In order to boost its Wave product, Google has acquired AppJet, which makes the EtherPad real-time workgroup collaboration application.
“AppJet is a team of highly-talented entrepreneurs with deep expertise in real-time web collaboration. Google and AppJet have a shared vision of how web collaboration can benefit users, and we’re excited to have the AppJet team contribute to the success of Google Wave,” a Google spokesman said via e-mail on Friday.
The AppJet team will join the group developing Wave, an ambitious hosted collaboration application Google unveiled in May and that is still in limited availability by invitation only.
Wave boldly consolidates e-mail, instant messaging and document sharing, and is considered a potential game-changer both in the consumer online services market and in the enterprise collaboration space.
EtherPad, described by AppJet as a “Web-based word processor that allows people to work together in really real-time,” will keep operating until the end of March 2010, at which point all existing hosted accounts will be deleted, AppJet said on Friday in its official blog.
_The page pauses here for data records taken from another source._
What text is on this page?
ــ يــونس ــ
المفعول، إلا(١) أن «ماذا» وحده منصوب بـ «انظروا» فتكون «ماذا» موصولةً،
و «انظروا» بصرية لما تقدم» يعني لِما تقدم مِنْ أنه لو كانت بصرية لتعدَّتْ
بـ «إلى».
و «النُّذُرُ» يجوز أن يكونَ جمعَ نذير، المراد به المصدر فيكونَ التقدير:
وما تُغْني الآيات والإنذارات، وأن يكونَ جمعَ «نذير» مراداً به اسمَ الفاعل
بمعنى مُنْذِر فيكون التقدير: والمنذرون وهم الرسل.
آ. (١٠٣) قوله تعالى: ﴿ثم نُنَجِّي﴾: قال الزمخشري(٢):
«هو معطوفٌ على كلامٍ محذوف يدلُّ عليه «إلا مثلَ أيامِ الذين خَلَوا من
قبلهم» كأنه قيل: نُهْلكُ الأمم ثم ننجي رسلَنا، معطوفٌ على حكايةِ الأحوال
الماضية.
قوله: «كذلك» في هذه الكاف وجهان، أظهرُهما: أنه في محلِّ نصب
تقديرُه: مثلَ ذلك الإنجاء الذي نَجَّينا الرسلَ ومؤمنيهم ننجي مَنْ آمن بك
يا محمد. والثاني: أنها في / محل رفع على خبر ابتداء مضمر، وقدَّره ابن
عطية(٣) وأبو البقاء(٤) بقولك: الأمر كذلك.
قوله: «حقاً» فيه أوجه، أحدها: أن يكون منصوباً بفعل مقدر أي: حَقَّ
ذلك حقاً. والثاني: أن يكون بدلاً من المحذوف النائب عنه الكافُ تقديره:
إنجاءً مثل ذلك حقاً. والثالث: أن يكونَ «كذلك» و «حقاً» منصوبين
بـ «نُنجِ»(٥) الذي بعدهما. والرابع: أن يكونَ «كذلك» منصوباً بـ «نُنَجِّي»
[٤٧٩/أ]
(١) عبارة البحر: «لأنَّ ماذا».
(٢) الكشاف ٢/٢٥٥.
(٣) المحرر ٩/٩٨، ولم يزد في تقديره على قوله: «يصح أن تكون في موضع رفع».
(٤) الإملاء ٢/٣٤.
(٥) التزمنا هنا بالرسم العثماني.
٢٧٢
Existing users are already complaining about these plans in comments to the AppJet blog posting. “This is the worst news ever. Google Wave is NOT an alternative to EtherPad. The clean design and, above all, the task specificity of EtherPad makes it vastly superior. I’ve been using Google Wave for over a month now and it just doesn’t compare to the months of wonderful service and growth from EtherPad. Boo,” wrote one disenchanted EtherPad user.
Users of the EtherPad “professional” edition will be able to export their “pads” as a ZIP file archive. This edition used to cost US$8 per user per month, but became free on Friday. Users of the starter edition, which has been free since the beginning, can export their “pads” to various formats. Both the starter and “professional” editions are hosted by AppJet.
The company also provides a Private Network Edition, which can be downloaded to customer servers and run on-premise for $99 per user. Users of that edition will be able to continue using the product beyond March. AppJet will honor existing support and maintenance contracts, but will not renew them when they expire.
As of today, people won’t be able to create any new free public “pads” nor any new EtherPad accounts.